Here is an example of a C++ code that calls LAPACK
that is basically what I do in my program. (I am reading the matrix that is in binary format).
#include <stdlib.h>
#include <cstring>
#include <iostream>
#include <fstream>
#include <sstream>
#include <array>
#include <chrono>
#include <omp.h>
#include <cblas.h>
extern "C"
{
#include <lapacke.h>
}
using namespace std;
const char uplo = 'L';
const char jobz = 'V';
int eigen(double* M, double* W, const int& N)
{
printf("Diagonalizing...\n");
int info;
// Eigenvalues will be in W, Eigenvectors in T
info = LAPACKE_dsyev(LAPACK_COL_MAJOR, jobz, uplo, N, M, N, W);
if (info < 0)
{
printf("FATAL ERROR: Eigensolver (dsyev) failed: illegal argument %d\n",-info);
}
else if (info > 0)
{
printf("FATAL ERROR: Eigensolver (dsyev) failed: failed to converge %d\n",info);
}
return info;
}
int main(int argc, char* argv[])
{
#ifdef _OPENMP
if (getenv("OMP_NUM_THREADS"))
{
omp_set_num_threads(atoi(getenv("OMP_NUM_THREADS")));
string str = "Running on "+to_string(omp_get_max_threads()) + " threads\n";
printf(str.c_str());
}
#endif
const int N = 12000;
double t1 = 0.;
double t2 = 0.;
double* M = new double[N*N]{0.};
double* W = new double[N]{0.};
int info = 0;
printf("Reading matrix.dat ...\n");
ifstream file("matrix.dat");
file.seekg(0, ios_base::end);
size_t size = file.tellg();
file.seekg(0, ios_base::beg);
file.read((char*) &M[0], size);
printf("Done.\n");
t1 = omp_get_wtime();
info = eigen(M,W,N);
printf("Exit code: %i\n",info);
t2 = omp_get_wtime();
printf("Done in (s): %-10.3f\n",t2-t1);
delete [] M;
delete [] W;
return 0;
}
Clearly, NumPy
seems to be linked to a version of LAPACK
that is multi-threaded while my program is not.
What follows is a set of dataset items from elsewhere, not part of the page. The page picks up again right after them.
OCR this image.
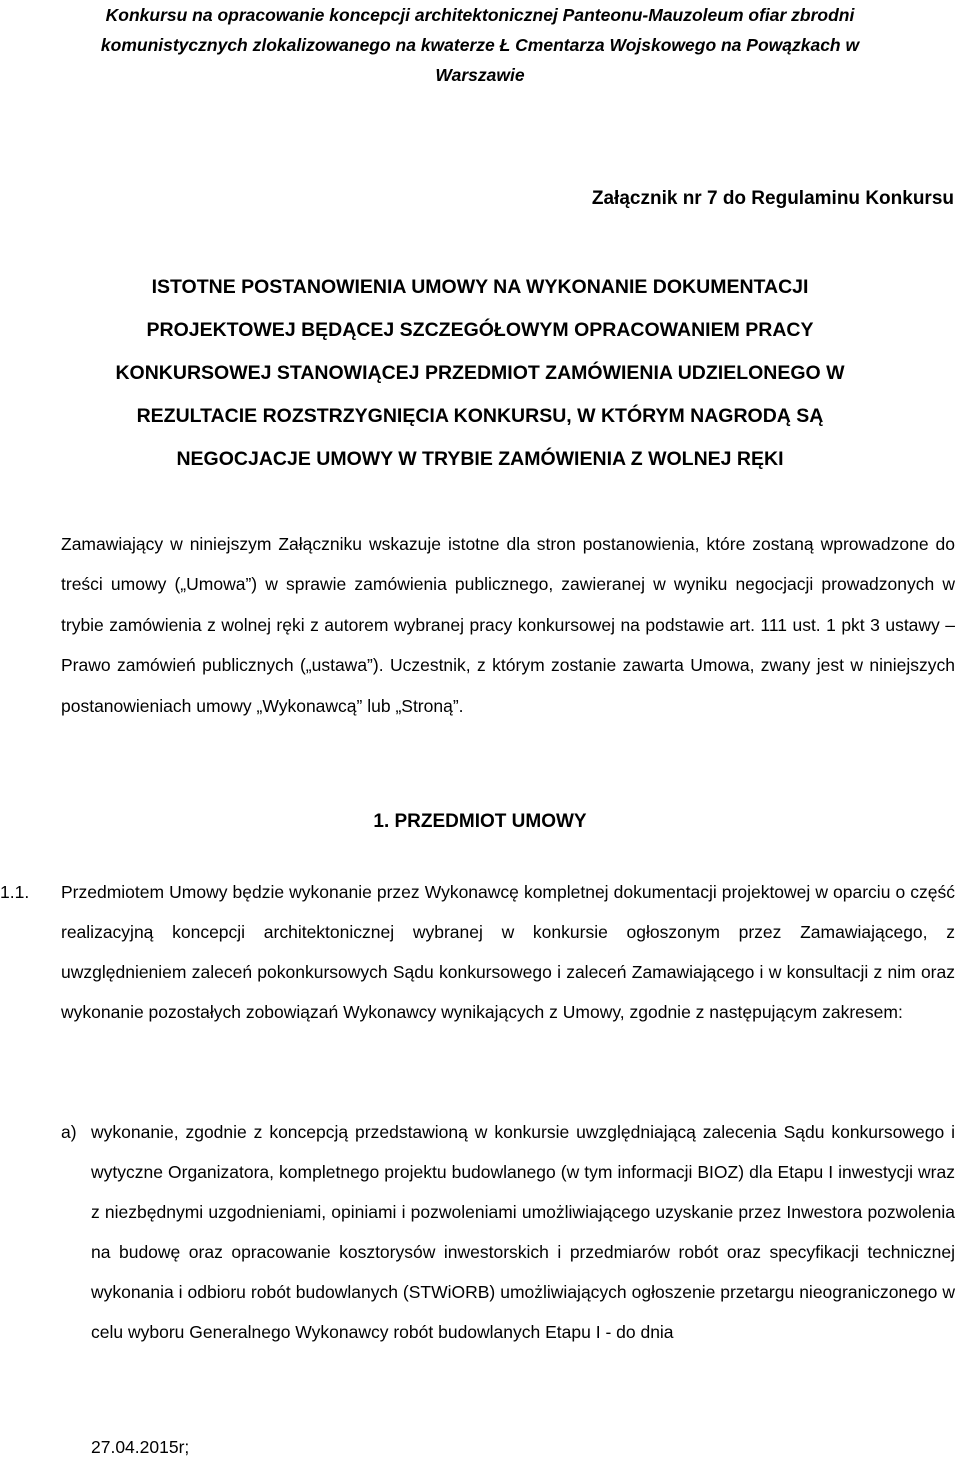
Konkursu na opracowanie koncepcji architektonicznej Panteonu-Mauzoleum ofiar zbrodni
komunistycznych zlokalizowanego na kwaterze Ł Cmentarza Wojskowego na Powązkach w
Warszawie
Załącznik nr 7 do Regulaminu Konkursu
ISTOTNE POSTANOWIENIA UMOWY NA WYKONANIE DOKUMENTACJI
PROJEKTOWEJ BĘDĄCEJ SZCZEGÓŁOWYM OPRACOWANIEM PRACY
KONKURSOWEJ STANOWIĄCEJ PRZEDMIOT ZAMÓWIENIA UDZIELONEGO W
REZULTACIE ROZSTRZYGNIĘCIA KONKURSU, W KTÓRYM NAGRODĄ SĄ
NEGOCJACJE UMOWY W TRYBIE ZAMÓWIENIA Z WOLNEJ RĘKI
Zamawiający w niniejszym Załączniku wskazuje istotne dla stron postanowienia, które zostaną wprowadzone do treści umowy („Umowa”) w sprawie zamówienia publicznego, zawieranej w wyniku negocjacji prowadzonych w trybie zamówienia z wolnej ręki z autorem wybranej pracy konkursowej na podstawie art. 111 ust. 1 pkt 3 ustawy – Prawo zamówień publicznych („ustawa”). Uczestnik, z którym zostanie zawarta Umowa, zwany jest w niniejszych postanowieniach umowy „Wykonawcą” lub „Stroną”.
1. PRZEDMIOT UMOWY
1.1. Przedmiotem Umowy będzie wykonanie przez Wykonawcę kompletnej dokumentacji projektowej w oparciu o część realizacyjną koncepcji architektonicznej wybranej w konkursie ogłoszonym przez Zamawiającego, z uwzględnieniem zaleceń pokonkursowych Sądu konkursowego i zaleceń Zamawiającego i w konsultacji z nim oraz wykonanie pozostałych zobowiązań Wykonawcy wynikających z Umowy, zgodnie z następującym zakresem:
a) wykonanie, zgodnie z koncepcją przedstawioną w konkursie uwzględniającą zalecenia Sądu konkursowego i wytyczne Organizatora, kompletnego projektu budowlanego (w tym informacji BIOZ) dla Etapu I inwestycji wraz z niezbędnymi uzgodnieniami, opiniami i pozwoleniami umożliwiającego uzyskanie przez Inwestora pozwolenia na budowę oraz opracowanie kosztorysów inwestorskich i przedmiarów robót oraz specyfikacji technicznej wykonania i odbioru robót budowlanych (STWiORB) umożliwiających ogłoszenie przetargu nieograniczonego w celu wyboru Generalnego Wykonawcy robót budowlanych Etapu I - do dnia
27.04.2015r;
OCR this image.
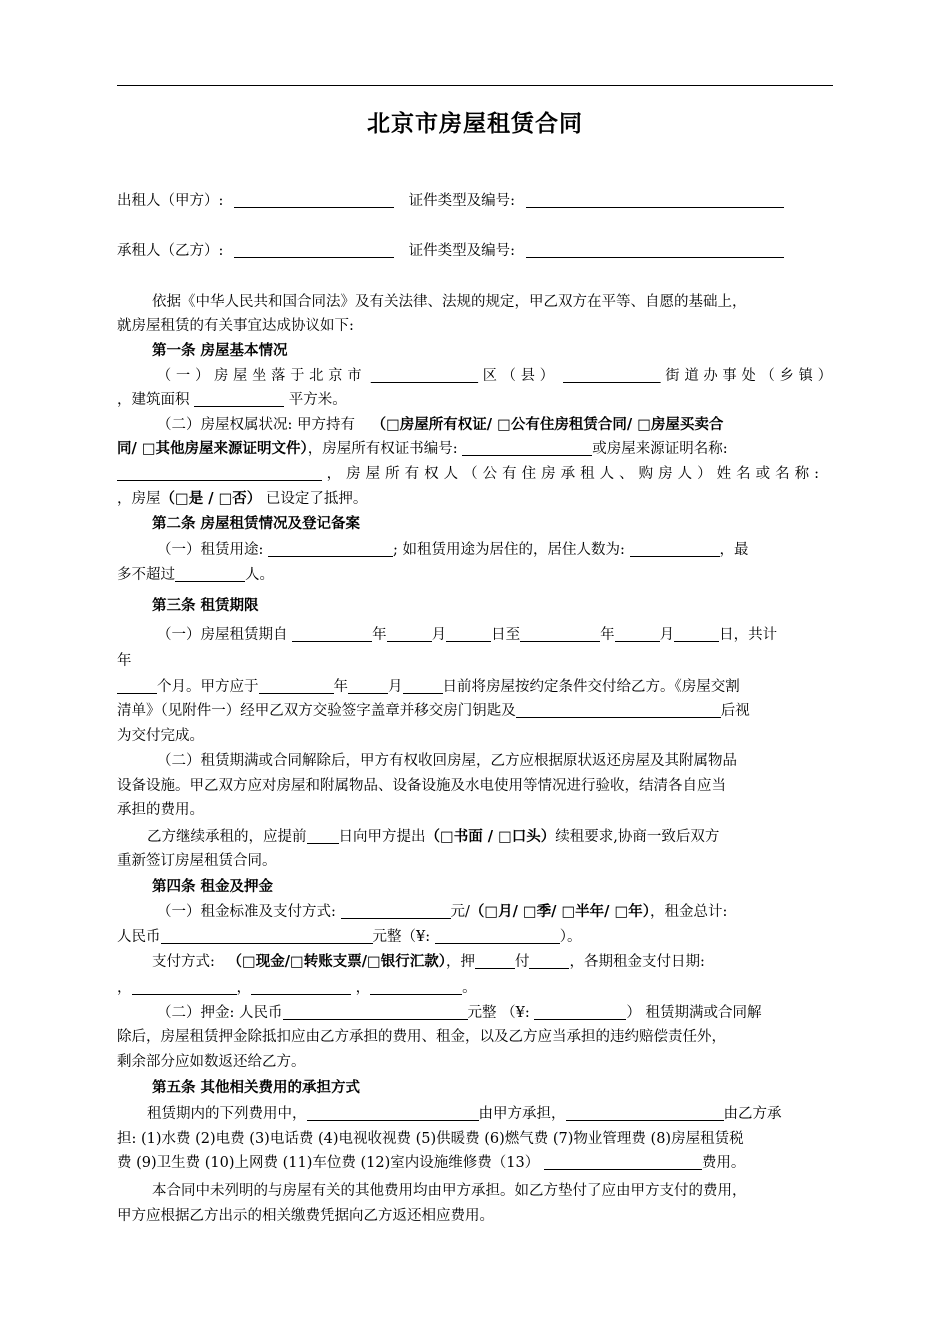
北京市房屋租赁合同
出租人（甲方）:	证件类型及编号:
承租人（乙方）:	证件类型及编号:
依据《中华人民共和国合同法》及有关法律、法规的规定，甲乙双方在平等、自愿的基础上，
就房屋租赁的有关事宜达成协议如下:
第一条 房屋基本情况
（一）房屋坐落于北京市	区（县）	街道办事处（乡镇）
，建筑面积	平方米。
（二）房屋权属状况: 甲方持有 （□房屋所有权证/ □公有住房租赁合同/ □房屋买卖合
同/ □其他房屋来源证明文件），房屋所有权证书编号:	或房屋来源证明名称:
，房屋所有权人（公有住房承租人、购房人）姓名或名称:
，房屋（□是 / □否） 已设定了抵押。
第二条 房屋租赁情况及登记备案
（一）租赁用途:	; 如租赁用途为居住的，居住人数为:	，最
多不超过	人。
第三条 租赁期限
（一）房屋租赁期自	年	月	日至	年	月	日，共计
年
个月。甲方应于	年	月	日前将房屋按约定条件交付给乙方。《房屋交割
清单》（见附件一）经甲乙双方交验签字盖章并移交房门钥匙及	后视
为交付完成。
（二）租赁期满或合同解除后，甲方有权收回房屋，乙方应根据原状返还房屋及其附属物品
设备设施。甲乙双方应对房屋和附属物品、设备设施及水电使用等情况进行验收，结清各自应当
承担的费用。
乙方继续承租的，应提前 日向甲方提出（□书面 / □口头）续租要求,协商一致后双方
重新签订房屋租赁合同。
第四条 租金及押金
（一）租金标准及支付方式:	元/（□月/ □季/ □半年/ □年），租金总计:
人民币	元整（¥:	）。
支付方式: （□现金/□转账支票/□银行汇款），押	付	，各期租金支付日期:
，	，	，	。
（二）押金: 人民币	元整 （¥:	） 租赁期满或合同解
除后，房屋租赁押金除抵扣应由乙方承担的费用、租金，以及乙方应当承担的违约赔偿责任外，
剩余部分应如数返还给乙方。
第五条 其他相关费用的承担方式
租赁期内的下列费用中，	由甲方承担，	由乙方承
担: (1)水费 (2)电费 (3)电话费 (4)电视收视费 (5)供暖费 (6)燃气费 (7)物业管理费 (8)房屋租赁税
费 (9)卫生费 (10)上网费 (11)车位费 (12)室内设施维修费（13）	费用。
本合同中未列明的与房屋有关的其他费用均由甲方承担。如乙方垫付了应由甲方支付的费用，
甲方应根据乙方出示的相关缴费凭据向乙方返还相应费用。
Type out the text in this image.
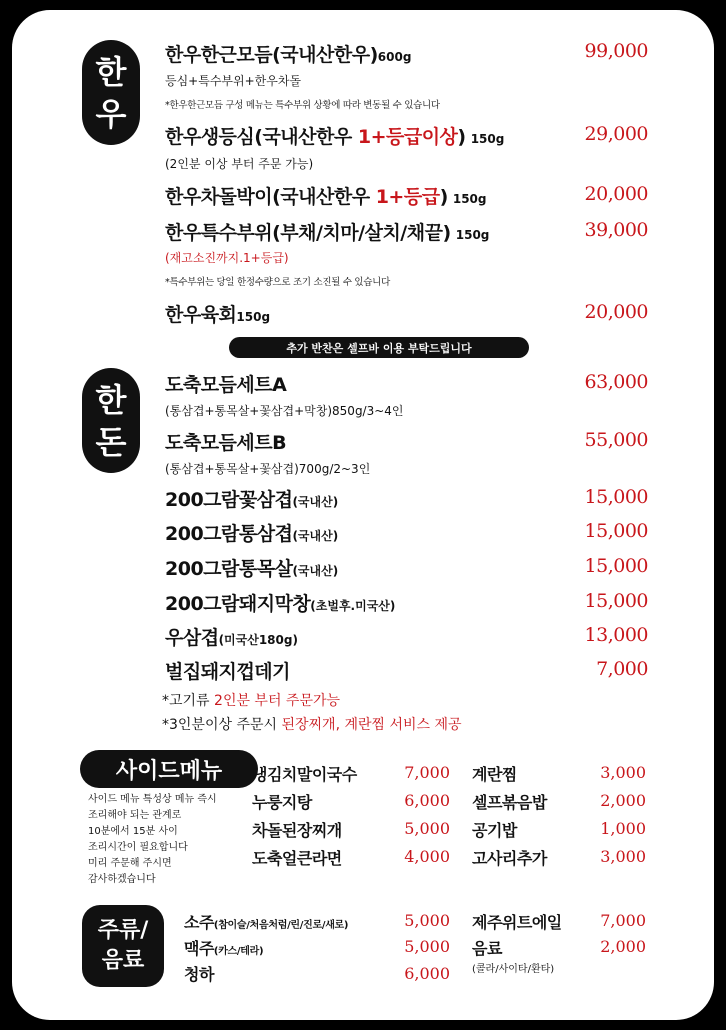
한
우
한우한근모듬(국내산한우)600g	99,000
등심+특수부위+한우차돌
*한우한근모듬 구성 메뉴는 특수부위 상황에 따라 변동될 수 있습니다
한우생등심(국내산한우 1+등급이상) 150g	29,000
(2인분 이상 부터 주문 가능)
한우차돌박이(국내산한우 1+등급) 150g	20,000
한우특수부위(부채/치마/살치/채끝) 150g	39,000
(재고소진까지.1+등급)
*특수부위는 당일 한정수량으로 조기 소진될 수 있습니다
한우육회150g	20,000
추가 반찬은 셀프바 이용 부탁드립니다
한
돈
도축모듬세트A	63,000
(통삼겹+통목살+꽃삼겹+막창)850g/3~4인
도축모듬세트B	55,000
(통삼겹+통목살+꽃삼겹)700g/2~3인
200그람꽃삼겹(국내산)	15,000
200그람통삼겹(국내산)	15,000
200그람통목살(국내산)	15,000
200그람돼지막창(초벌후.미국산)	15,000
우삼겹(미국산180g)	13,000
벌집돼지껍데기	7,000
*고기류 2인분 부터 주문가능
*3인분이상 주문시 된장찌개, 계란찜 서비스 제공
사이드메뉴
사이드 메뉴 특성상 메뉴 즉시
조리해야 되는 관계로
10분에서 15분 사이
조리시간이 필요합니다
미리 주문해 주시면
감사하겠습니다
냉김치말이국수	7,000
누룽지탕	6,000
차돌된장찌개	5,000
도축얼큰라면	4,000
계란찜	3,000
셀프볶음밥	2,000
공기밥	1,000
고사리추가	3,000
주류/
음료
소주(참이슬/처음처럼/린/진로/새로)	5,000
맥주(카스/테라)	5,000
청하	6,000
제주위트에일	7,000
음료	2,000
(콜라/사이타/환타)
I thought that any LAPACK
implementation was multi-threaded in the sense that it calls BLAS
, which is (supposedly) always multi-threaded.
On my local machine, np.show_config()
gives the following:
blas_mkl_info:
libraries = ['mkl_rt', 'pthread']
library_dirs = ['/opt/miniconda3/lib']
define_macros = [('SCIPY_MKL_H', None), ('HAVE_CBLAS', None)]
include_dirs = ['/opt/miniconda3/include']
blas_opt_info:
libraries = ['mkl_rt', 'pthread']
library_dirs = ['/opt/miniconda3/lib']
define_macros = [('SCIPY_MKL_H', None), ('HAVE_CBLAS', None)]
include_dirs = ['/opt/miniconda3/include']
lapack_mkl_info:
libraries = ['mkl_rt', 'pthread']
library_dirs = ['/opt/miniconda3/lib']
define_macros = [('SCIPY_MKL_H', None), ('HAVE_CBLAS', None)]
include_dirs = ['/opt/miniconda3/include']
lapack_opt_info:
libraries = ['mkl_rt', 'pthread']
library_dirs = ['/opt/miniconda3/lib']
define_macros = [('SCIPY_MKL_H', None), ('HAVE_CBLAS', None)]
include_dirs = ['/opt/miniconda3/include']
While I compiled my C++ code to the LAPACK
and BLAS
libraries located in /usr/local/opt/lapack/lib
and /usr/local/opt/openblas/lib
etc...
How to fix this problem i.e. how to make sure that LAPACK
uses all threads ?